Interestingly, there is another association of BRAF and MEK inhibitors, Dabrafenib and Trametinib, which has also shown nephrotoxic effects such as hyponatremia [22]. AKI and hyponatremia have also been reported under Dabrafenib monotherapy, suggesting a combined effect with the BRAF inhibitors rather than an isolated effect of a MEK inhibitor [23]. Granulomatous nephritis with Dabrafenib and Trametinib has been reported, suggesting side effects with different pathophysiologic mechanisms of toxicity [15]. The two-drug association has the same molecular targets and the same anti-tumor efficacy; so far there is no clear data of renal toxicity of Dabrafenib–Trametinib. This is the reason why it is difficult to speculate on potential renal toxic effect, which nevertheless could be comparable to that of VMF–CB.

This study has limitations. The retrospective design may lead to missing data concerning the confounding factors, in particular detailed renal investigations.
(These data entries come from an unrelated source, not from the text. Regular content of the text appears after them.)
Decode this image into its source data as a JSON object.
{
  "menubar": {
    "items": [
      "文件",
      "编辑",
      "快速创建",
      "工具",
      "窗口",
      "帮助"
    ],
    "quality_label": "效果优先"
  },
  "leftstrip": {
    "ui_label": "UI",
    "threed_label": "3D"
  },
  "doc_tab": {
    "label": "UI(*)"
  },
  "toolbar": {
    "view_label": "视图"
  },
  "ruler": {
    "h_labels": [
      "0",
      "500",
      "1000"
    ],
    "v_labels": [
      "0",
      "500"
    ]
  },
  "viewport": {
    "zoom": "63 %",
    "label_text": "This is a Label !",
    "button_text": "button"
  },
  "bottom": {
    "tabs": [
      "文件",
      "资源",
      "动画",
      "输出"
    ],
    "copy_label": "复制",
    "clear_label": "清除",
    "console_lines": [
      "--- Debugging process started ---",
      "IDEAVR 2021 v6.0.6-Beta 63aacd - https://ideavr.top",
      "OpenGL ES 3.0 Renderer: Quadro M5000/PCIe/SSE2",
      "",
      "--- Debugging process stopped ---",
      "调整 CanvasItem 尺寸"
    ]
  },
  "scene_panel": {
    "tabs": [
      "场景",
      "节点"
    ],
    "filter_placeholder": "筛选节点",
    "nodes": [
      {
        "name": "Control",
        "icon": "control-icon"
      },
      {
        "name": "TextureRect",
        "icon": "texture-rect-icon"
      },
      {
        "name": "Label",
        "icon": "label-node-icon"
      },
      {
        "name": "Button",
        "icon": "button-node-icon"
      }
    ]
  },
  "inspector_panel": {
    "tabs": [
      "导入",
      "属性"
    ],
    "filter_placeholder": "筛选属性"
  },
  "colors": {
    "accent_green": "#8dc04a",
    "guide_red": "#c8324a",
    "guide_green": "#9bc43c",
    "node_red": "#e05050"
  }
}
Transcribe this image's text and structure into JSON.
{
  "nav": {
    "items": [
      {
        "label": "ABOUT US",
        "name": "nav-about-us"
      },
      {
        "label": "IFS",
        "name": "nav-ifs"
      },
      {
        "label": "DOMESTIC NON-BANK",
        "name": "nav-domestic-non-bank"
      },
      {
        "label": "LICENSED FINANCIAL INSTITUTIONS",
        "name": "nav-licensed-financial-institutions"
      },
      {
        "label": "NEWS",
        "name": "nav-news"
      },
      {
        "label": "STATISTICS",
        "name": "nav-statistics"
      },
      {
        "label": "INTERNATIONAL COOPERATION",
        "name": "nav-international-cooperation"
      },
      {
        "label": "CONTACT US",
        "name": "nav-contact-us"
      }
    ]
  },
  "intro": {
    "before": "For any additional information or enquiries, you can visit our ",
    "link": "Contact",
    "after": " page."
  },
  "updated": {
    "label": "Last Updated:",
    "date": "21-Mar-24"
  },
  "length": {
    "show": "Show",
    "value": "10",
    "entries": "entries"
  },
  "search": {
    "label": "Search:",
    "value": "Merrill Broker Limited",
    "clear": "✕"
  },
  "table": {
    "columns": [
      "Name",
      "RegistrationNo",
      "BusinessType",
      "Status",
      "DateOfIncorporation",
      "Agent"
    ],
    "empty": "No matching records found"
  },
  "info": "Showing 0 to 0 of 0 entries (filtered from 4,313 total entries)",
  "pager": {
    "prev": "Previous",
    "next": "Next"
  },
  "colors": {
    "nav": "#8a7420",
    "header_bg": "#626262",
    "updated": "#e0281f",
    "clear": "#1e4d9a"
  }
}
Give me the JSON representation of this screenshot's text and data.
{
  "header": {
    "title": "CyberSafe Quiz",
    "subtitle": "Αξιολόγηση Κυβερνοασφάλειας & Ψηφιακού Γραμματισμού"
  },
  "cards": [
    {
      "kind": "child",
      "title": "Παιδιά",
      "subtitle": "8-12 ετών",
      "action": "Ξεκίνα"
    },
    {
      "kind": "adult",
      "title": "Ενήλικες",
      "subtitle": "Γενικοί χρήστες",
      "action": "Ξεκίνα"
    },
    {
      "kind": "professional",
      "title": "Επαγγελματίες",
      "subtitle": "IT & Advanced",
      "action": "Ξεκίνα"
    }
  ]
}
Time after treatment withdrawal was too short to evaluate the potential reversibility of the nephrotoxicity. The sample size due to the monocentric nature of analysis also limited the statistical power. The present results were retrospectively compared to our prior cohort. However, this is the first cohort addressing the renal toxicity of a combined association of VMF and CB.

In conclusion, we report a reduced incidence and severity of nephrotoxicity of the association inhibitors of BRAF and MEK compared to a BRAF inhibitor monotherapy. When present, the acute kidney injury appeared early and of mild intensity, allowing to pursue the treatment. As renal toxicity is suspected to be linked to VMF tubular damages, our recommendations proposed in case of AKI with VMF can be used in case of AKI with combined VMF–CB [3].

Combined therapy with adjunction of MEK inhibitors also improve tumoral response and reduced occurrence of BRAF inhibitors’ adverse effects, mediated by MEK paradoxical activation. Many other MAPK reactivation mechanisms are responsible for resistance to chemotherapy and tumoral escape. They represent new therapeutic targets to be explored and developed.